Die bessere Zeit

Lorchen schaute durch den Operngucker.

Dann schüttelte sie energisch ihre frisch gelegten Löckchen, sodass sich zwei davon sofort in lausige Strähnen auflösten: «Erwin – es ist nicht mehr wie früher!»

Erwin tätschelte die magere Hand mit den braunen Altersflecken: «Ja Tantchen. Anders. Aber spannend. Und wunderbar…»

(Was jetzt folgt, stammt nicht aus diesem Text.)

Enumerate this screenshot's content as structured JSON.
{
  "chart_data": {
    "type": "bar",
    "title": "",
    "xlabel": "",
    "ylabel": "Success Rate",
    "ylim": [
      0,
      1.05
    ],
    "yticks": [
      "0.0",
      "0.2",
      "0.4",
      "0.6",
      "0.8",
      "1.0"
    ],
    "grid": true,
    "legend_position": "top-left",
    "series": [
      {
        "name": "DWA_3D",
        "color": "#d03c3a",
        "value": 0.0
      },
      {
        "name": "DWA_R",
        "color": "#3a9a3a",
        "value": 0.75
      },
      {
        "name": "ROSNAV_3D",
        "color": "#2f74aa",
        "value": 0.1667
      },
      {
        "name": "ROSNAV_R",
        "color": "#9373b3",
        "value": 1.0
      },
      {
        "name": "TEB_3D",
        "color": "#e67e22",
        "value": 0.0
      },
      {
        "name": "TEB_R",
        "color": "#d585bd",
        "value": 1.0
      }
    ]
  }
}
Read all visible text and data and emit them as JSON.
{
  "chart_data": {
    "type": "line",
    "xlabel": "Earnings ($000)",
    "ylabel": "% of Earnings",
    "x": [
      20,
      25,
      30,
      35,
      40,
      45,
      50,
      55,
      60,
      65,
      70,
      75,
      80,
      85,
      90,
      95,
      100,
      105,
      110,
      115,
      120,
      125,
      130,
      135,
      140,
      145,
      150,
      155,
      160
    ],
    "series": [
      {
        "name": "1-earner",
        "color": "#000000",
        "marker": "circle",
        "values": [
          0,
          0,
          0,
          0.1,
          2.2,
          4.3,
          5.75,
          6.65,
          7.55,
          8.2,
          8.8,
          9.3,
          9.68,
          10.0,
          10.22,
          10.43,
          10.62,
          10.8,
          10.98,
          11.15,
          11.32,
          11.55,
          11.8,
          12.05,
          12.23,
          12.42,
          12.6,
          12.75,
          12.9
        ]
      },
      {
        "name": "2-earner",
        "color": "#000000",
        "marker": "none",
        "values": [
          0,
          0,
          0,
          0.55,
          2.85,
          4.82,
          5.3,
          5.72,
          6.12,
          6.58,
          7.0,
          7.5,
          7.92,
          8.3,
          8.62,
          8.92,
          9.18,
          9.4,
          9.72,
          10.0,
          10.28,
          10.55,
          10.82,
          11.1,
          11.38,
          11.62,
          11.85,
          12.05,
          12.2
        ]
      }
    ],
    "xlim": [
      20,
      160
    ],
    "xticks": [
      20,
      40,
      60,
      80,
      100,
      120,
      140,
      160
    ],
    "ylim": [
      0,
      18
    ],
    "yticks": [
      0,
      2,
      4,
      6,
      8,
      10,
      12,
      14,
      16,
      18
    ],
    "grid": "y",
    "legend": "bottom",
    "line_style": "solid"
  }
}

Er drückte sie kurz an sich: «Ich finde es jedenfalls grossartig, mit dir in der Staatsoper sitzen zu dürfen und…»

«Schweig!», sagte die Tante gerührt.

Erwin war ihr Neffe. Er kümmerte sich rührend um sie. Und wenn ihre Kinder auf den Vorwurf hin «Erich hat immer Zeit für mich» auch gallig ­reagierten («diese Schwuchtel hat ja auch keine andere Verpflichtungen!»), so liess sie sich in ihren Gefühlen nicht beirren: «So einen Sohn wünscht sich jede Mutter im Alter – schwul hin oder her!»

«Solche Söhne sind die beste Altersversicherung.» Das hatte Nelly ihr anvertraut. Nelly hatte die Sache allerdings erst geschnallt, als sie auf dem PC ihres Huberts beim Link «Männertreff – Da geht die Post ab» das Lämpchen mit «37 neue Nachrichten» orgiastisch blinken sah…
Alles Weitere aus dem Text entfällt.